AM, FM & Armstrong

Andre Kesteloot andre.kesteloot at
Mon Oct 31 19:52:27 CST 2005

On Oct 30, 2005, at 9:13 AM, BobD1300 at wrote:

> I've been doing some reading about FM and Edwin Howard Armstrong. I  
> found the
> following articles quite interesting. He contributed, in so many  
> ways to the
> communications we enjoy every day and he really didn't get enough  
> credit during
> his lifetime. De Forest and Sarnoff made life very difficult for  
> him. There
> are four different articles here with some details are repeated...

And quoting from one of the articles:

> He enrolled in electrical engineering at Columbia, and in 1913,  
> while still
> an undergrad, made his first great discovery, regeneration. At that  
> time Lee De
> Forest's audion tube, the first triode vacuum tube, had been around  
> for several years.
> No one had done much with it, though, because De Forest himself
> didn't understand how it worked and because it was a really poor  
> amplifier.
> Armstrong discovered that the gain of a triode amplifier could be  
> enormously
> increased by feeding some of the amplifier output back into the  
> input, i.e. by using
> positive feedback.

Yes, indeed!  Here's an excerpt from my draft history of radio "from  
Joseph Henry (1831) to E. Howard Armstrong (1921)," which I never  
completed.  This is on Armstrong's regenerative circuit.  I wrote it  
after reading this:

  E Howard Armstrong, “The Regenerative Circuit”, a monograph  
published in The Legacies of Howard Armstrong,  Radio Club of  
America, 1990.

The regenerative, or feedback, circuit was “the result of a streak of  
luck that comes once in a lifetime.”  Its discovery began when Howard  
decided to find out for himself how DeForest’s audion worked as a  
signal detector.  When he started, the audion was “a device whose  
action was clouded in the mystery of DeForest’s gas ionization theory.”

Howard found that placing a capacitor across the headset terminals  
sometimes gave an increase in signal strength, suggesting that high  
frequency currents were flowing in the plate circuit.  Following the  
axiom that “whenever there are high frequency signals, try to tune  
the circuit,” he put a tunable inductance in the plate circuit and  
started playing with it, whereupon “various things began to happen.    
As the plate inductance was increased, the signals were boosted in  
strength to an intensity unbelievable… until suddenly the  
characteristic tone of [the Marconi press station he was monitoring]  
disappeared, and in its place, was a loud hissing tone… recognizable  
only by the characteristic swing of the messages transmitted.”

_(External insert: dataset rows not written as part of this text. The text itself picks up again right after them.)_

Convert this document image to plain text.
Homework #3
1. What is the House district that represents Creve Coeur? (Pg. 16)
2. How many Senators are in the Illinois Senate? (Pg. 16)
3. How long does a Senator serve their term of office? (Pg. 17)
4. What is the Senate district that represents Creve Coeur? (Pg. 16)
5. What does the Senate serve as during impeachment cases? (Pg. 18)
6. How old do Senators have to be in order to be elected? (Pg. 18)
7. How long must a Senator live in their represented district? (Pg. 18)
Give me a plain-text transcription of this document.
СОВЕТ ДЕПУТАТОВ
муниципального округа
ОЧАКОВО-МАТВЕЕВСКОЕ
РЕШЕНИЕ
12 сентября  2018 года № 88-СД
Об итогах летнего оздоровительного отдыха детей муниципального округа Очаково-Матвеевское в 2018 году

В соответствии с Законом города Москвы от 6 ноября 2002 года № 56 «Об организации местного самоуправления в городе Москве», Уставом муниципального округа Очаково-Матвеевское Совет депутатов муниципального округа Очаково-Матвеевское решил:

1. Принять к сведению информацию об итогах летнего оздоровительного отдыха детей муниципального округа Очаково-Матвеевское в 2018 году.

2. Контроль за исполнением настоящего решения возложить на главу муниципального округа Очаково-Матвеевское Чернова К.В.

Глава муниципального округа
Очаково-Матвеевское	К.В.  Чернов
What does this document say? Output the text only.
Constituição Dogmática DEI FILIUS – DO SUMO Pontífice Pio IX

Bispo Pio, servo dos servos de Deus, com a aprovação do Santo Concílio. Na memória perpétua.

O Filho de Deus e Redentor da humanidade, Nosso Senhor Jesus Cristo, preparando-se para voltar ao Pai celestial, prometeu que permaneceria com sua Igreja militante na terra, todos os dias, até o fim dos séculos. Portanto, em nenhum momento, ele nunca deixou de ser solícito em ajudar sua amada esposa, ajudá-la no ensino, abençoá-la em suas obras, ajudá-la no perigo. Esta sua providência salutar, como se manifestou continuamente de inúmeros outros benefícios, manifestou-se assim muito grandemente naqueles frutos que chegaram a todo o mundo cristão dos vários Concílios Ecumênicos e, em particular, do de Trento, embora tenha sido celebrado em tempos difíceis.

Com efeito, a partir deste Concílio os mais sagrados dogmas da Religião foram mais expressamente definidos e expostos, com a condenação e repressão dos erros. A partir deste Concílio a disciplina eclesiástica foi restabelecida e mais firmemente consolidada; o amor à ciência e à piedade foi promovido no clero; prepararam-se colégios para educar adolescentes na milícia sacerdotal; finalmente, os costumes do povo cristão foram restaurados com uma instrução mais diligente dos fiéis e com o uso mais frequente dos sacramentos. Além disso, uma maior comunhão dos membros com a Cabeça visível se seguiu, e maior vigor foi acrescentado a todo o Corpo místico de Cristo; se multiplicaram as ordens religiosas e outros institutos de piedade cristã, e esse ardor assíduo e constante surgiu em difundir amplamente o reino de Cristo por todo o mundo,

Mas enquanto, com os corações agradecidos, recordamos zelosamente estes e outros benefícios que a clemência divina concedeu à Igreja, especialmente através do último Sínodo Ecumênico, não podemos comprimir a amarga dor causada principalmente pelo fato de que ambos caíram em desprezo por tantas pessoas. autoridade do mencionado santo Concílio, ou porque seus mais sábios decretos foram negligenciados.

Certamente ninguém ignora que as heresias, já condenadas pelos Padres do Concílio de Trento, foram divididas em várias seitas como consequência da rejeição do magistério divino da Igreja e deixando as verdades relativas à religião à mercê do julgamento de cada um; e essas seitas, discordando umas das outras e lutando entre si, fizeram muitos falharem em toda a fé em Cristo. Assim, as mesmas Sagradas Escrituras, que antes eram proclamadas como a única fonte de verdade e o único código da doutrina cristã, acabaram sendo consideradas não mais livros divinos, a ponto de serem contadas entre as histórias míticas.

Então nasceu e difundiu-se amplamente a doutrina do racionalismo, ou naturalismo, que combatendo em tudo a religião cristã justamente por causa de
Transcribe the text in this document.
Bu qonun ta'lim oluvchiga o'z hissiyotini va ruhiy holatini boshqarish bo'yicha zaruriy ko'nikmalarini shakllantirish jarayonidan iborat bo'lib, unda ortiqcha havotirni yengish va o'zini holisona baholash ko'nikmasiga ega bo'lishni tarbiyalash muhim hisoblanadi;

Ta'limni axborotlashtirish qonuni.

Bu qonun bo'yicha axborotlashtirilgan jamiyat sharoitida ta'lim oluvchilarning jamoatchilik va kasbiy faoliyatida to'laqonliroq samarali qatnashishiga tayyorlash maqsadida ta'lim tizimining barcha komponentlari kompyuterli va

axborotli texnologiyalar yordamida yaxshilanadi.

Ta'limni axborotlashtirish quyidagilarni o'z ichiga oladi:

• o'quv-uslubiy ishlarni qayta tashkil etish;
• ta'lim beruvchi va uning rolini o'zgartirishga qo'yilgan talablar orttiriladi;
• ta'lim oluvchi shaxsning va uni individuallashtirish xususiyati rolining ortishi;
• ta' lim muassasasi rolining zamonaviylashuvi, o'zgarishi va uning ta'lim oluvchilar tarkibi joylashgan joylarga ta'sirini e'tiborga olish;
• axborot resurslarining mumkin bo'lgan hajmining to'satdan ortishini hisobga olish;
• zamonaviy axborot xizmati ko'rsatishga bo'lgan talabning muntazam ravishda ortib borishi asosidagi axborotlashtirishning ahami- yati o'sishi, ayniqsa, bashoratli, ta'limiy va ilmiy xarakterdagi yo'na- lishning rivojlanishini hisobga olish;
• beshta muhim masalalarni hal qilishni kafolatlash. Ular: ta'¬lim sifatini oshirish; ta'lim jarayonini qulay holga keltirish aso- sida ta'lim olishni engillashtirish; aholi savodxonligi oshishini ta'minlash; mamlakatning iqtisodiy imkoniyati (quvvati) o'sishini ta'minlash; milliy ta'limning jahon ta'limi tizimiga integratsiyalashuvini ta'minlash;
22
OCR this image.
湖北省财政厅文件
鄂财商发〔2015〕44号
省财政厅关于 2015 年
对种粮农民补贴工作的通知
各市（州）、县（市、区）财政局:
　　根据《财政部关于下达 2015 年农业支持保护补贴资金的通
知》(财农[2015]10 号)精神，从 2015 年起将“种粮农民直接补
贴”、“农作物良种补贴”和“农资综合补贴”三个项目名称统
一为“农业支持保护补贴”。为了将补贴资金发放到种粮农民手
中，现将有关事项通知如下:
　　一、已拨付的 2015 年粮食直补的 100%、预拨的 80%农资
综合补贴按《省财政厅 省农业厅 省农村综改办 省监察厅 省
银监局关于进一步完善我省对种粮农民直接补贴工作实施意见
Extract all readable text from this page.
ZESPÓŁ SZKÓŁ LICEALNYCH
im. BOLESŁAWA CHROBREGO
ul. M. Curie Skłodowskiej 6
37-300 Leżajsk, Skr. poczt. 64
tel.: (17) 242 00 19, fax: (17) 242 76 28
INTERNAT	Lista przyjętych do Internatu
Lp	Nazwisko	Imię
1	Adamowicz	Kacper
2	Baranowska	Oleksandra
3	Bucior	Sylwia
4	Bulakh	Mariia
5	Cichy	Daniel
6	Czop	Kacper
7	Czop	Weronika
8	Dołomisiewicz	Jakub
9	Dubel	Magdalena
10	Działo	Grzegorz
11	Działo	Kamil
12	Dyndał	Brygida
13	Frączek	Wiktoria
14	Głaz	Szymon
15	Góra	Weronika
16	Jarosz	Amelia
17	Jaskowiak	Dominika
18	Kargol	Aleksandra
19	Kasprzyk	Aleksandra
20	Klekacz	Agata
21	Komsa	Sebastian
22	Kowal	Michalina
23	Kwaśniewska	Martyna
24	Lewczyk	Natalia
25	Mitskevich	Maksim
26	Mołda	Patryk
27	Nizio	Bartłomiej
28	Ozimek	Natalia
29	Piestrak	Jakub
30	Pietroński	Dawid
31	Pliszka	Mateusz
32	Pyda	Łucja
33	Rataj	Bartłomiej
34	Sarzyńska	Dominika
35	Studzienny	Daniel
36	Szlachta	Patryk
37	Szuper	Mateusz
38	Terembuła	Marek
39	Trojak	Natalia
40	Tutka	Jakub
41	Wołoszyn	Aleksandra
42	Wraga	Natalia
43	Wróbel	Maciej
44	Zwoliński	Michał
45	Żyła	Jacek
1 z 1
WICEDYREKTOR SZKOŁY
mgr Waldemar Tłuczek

“A number of things contributed to the suspicion that the hissing was  
due to the production of local oscillations by the system…  Once  
[that] was apparent…, the explanation of another phenomenon became  
plain.  I had observed… a whistling note would frequently appear in  
the telephones, which could be varied by adjustment of the receiving  
apparatus… particularly when listening to a wireless telephone  
station.  [It] became apparent the system was acting as a heterodyne  

“Measurements of the signal energy in the telephone receivers show  
that an amplification of from 100 to 1,000 results from the  
regenerative action, the value depending on the strength of the  
incoming signals, the greater amplification being obtained on the  
weaker signals.”  Also, “the selectivity of the system is greatly  
increased, the gain in selectivity becoming more pronounced the lower  
the damping of the incoming wave.”

André Kesteloot, N4ICK, noted in another reference that “This  
positive feedback increases the gain at the frequency of interest and  
narrows the bandwidth of the circuit, leaving gain/bandwidth product  

Armstrong concludes: “Three operations are therefore carried on  
simultaneously in the non-oscillating state:
  •  the high frequency currents are regeneratively amplified,
  •  the selectivity of the system is increased, and
  •  the amplified high-frequency currents are rectified and
         converted into currents of telephonic frequency.”

You may recall that photo I took of an early De Forest Triode laid on  
top of Con Concannon's amateur radio license from 1920.  You may not  
know that Con, originally licensed as 6RQ, died last February just  
short of his 99th birthday.  You can see it again here:

Last week his son, Chuck, dropped by to say hello and to present me  
with that little triode as a remembrance of Con.  It's sitting on my  
bookshelf awaiting attention.  I'm thinking about mounting it in a  
deep frame with, say, a picture of Con (or the license if Chuck is  
willing to part with it) in the the background.  It really is a  
treasure, with its little pig-tails sticking out each end.  One pair  
is for the filament, which looks like it belongs in an Edison light  
bulb, and the other pair of leads go to the plate and grid inside the  
straight cylindrical tube.

Thanks for the articles on Armstrong.